The opposite is true for IRAs. You get to select the brokerage firm you roll the funds into so you get to select the fees and investment options you prefer. If I were looking to rollover an old 401k I would find a broker with low cost index funds from Vanguard, T. Rowe Price, or Fidelity.
How to Open a 401k
Opening a 401k is pretty simple, thankfully. You open up an account when you do your new hire paperwork. However, you aren’t required to start the 401k when you are first hired. Starting your 401k can happen at any time; just fill out the paperwork.
Once the account is setup you make your investment elections.
401k contributions and investment elections
Your 401k is tied to your employment. The idea is to make investing for retirement as simple as possible. Your contributions are automatically deducted from each paycheck.
Where do those contributions go?
When you sign up for your 401k plan you make investment elections based on the available options your company’s plan provides. You might elect 50% into an S&P 500 index fund and 50% into a total bond market mutual fund.
For every dollar that is deducted for your paycheck, 50 cents would go to the first fund and the remaining 50 cents would go to the second fund. You can make as many elections as you like, but sticking to total stock, international stock, and bond market mutual funds can provide you diversification in just two or three funds.
There are two types of fees associated with your 401k plan: investment expense ratios and plan administration fees.
Investment Expense Ratios
No matter where you invest – a 401k, a Roth IRA, a taxable brokerage account – you are going to have expenses tied to your investments in the form of expense ratios. The industry average is 1%, but you can find high quality index funds for 0.20% or less. That savings of 0.80% or more adds up as the years go on.
Be aware of your 401k plan’s investment options and their associated expense ratios. Some plan administrators load up 401ks with expensive mutual funds with just a handful of index fund options. Don’t be tricked.
Plan Administration Fees
This is the only downside to 401k plans. There is little clarity into the fees tied to administering the plan.

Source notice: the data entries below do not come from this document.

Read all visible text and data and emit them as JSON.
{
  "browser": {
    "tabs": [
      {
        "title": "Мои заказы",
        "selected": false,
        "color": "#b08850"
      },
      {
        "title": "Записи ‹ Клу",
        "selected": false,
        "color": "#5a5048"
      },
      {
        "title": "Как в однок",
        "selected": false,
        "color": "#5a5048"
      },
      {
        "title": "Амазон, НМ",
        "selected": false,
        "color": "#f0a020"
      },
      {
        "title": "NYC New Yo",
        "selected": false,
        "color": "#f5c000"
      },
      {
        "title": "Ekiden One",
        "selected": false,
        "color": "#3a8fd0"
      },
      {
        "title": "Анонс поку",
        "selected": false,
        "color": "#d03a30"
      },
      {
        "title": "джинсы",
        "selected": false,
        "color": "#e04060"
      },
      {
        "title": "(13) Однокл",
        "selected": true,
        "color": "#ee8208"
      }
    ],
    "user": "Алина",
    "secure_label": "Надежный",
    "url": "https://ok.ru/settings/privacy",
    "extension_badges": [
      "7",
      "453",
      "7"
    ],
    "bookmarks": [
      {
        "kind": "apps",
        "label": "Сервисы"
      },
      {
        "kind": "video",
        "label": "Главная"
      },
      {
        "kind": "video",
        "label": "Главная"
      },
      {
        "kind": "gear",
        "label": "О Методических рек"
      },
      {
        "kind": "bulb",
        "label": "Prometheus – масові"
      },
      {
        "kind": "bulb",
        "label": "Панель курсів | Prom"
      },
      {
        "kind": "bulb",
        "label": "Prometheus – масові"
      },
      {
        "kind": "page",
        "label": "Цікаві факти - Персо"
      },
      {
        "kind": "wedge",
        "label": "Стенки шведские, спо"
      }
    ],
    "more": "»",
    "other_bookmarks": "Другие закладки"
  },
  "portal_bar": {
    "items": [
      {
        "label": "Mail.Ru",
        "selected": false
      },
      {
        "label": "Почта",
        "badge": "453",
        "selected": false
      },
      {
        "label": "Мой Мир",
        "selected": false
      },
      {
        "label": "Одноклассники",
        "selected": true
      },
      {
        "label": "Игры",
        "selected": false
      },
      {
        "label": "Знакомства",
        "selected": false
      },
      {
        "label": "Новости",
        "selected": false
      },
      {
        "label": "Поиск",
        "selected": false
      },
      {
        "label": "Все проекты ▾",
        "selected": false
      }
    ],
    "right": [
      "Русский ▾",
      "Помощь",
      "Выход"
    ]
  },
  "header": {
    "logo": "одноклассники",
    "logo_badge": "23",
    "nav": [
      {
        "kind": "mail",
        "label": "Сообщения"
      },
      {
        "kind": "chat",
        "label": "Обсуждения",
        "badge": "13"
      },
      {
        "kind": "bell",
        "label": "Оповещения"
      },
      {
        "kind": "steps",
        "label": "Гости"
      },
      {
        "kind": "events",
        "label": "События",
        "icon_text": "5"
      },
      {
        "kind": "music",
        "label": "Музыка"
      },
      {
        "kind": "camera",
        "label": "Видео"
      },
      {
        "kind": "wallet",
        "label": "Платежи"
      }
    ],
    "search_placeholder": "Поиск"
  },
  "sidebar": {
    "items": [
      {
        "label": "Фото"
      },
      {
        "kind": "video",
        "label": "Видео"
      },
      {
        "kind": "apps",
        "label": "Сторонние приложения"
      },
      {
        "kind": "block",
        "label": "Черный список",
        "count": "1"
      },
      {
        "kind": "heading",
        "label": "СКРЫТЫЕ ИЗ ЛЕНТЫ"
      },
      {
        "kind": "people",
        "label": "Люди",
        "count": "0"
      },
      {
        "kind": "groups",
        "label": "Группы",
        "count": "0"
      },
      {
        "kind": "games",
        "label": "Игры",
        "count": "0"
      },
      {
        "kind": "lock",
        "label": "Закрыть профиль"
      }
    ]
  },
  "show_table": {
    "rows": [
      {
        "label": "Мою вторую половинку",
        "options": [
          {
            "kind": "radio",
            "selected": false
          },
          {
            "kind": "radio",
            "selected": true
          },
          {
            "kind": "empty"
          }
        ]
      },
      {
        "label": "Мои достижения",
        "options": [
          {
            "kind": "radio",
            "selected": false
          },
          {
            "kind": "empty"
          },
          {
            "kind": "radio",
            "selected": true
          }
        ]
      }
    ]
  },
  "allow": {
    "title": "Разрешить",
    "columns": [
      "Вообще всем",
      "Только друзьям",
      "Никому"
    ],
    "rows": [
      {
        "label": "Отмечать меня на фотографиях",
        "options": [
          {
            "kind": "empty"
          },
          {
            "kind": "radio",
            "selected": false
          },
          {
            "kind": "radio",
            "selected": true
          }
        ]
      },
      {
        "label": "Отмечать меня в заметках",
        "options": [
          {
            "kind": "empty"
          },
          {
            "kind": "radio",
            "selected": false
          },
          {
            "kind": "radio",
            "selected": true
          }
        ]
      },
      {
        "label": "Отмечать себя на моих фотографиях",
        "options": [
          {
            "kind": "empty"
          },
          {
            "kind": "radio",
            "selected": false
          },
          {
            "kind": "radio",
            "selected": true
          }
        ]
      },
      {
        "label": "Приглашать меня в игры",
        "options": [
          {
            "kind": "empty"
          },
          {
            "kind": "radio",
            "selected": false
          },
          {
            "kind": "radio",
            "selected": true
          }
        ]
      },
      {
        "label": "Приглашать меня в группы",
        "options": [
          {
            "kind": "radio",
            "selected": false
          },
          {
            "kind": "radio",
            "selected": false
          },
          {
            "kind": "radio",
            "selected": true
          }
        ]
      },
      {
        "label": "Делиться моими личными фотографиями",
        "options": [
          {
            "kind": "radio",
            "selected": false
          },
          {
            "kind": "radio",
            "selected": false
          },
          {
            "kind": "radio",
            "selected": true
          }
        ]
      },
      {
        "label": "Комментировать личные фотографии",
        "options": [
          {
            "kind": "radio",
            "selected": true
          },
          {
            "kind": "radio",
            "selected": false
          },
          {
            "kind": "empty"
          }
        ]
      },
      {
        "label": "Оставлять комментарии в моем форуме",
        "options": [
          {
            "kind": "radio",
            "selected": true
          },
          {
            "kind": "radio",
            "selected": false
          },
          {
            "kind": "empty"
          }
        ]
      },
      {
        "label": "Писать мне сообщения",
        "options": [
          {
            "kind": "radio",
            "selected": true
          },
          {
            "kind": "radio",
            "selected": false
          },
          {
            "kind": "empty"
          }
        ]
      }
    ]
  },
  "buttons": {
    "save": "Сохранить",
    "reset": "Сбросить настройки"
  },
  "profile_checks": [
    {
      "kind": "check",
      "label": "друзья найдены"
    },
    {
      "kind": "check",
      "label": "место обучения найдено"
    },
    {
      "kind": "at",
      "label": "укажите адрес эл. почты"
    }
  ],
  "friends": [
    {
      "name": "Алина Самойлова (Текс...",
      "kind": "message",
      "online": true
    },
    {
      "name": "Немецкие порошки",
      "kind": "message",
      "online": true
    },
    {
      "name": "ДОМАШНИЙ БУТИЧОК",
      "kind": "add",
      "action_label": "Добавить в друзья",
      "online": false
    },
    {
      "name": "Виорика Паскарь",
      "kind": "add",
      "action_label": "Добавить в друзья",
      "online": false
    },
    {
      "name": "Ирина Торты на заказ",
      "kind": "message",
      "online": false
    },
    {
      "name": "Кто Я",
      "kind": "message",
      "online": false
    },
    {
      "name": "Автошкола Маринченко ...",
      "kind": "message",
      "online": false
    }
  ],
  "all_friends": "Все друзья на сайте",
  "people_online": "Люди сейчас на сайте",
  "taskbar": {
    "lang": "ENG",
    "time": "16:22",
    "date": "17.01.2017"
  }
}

They come out of your invested funds, but few plans offer a clearly worded document explaining how much money the plan takes out of your investments.
401(k) savings calculator
If you have a 401(k) with your current company and they provide some type of company match, it is important to use a tool like a 401(k) that will calculate your savings over time with the company match included. Use our calculator below to determine your earnings over time.
Benefits of 401(k)
401k plans are one of the easiest ways to get started with retirement.
Let’s look at some of the benefits:
- Tied to your employment so your contributions come out of each check
- You can get free money from your employer in the form of a match on your invested funds
- Your contributions are tax-deductible up to a certain income level; this allows your money to grow at a faster pace than if you contributed post-tax dollars. (The flip side is you will pay taxes on the full portfolio when you retire.)
Having a 401(k) plan with your employer could be very beneficial if they offer a generous company match. If they don’t, you might want to consider rolling it over to something like a self-directed IRA, which allows you more flexibility over your investments.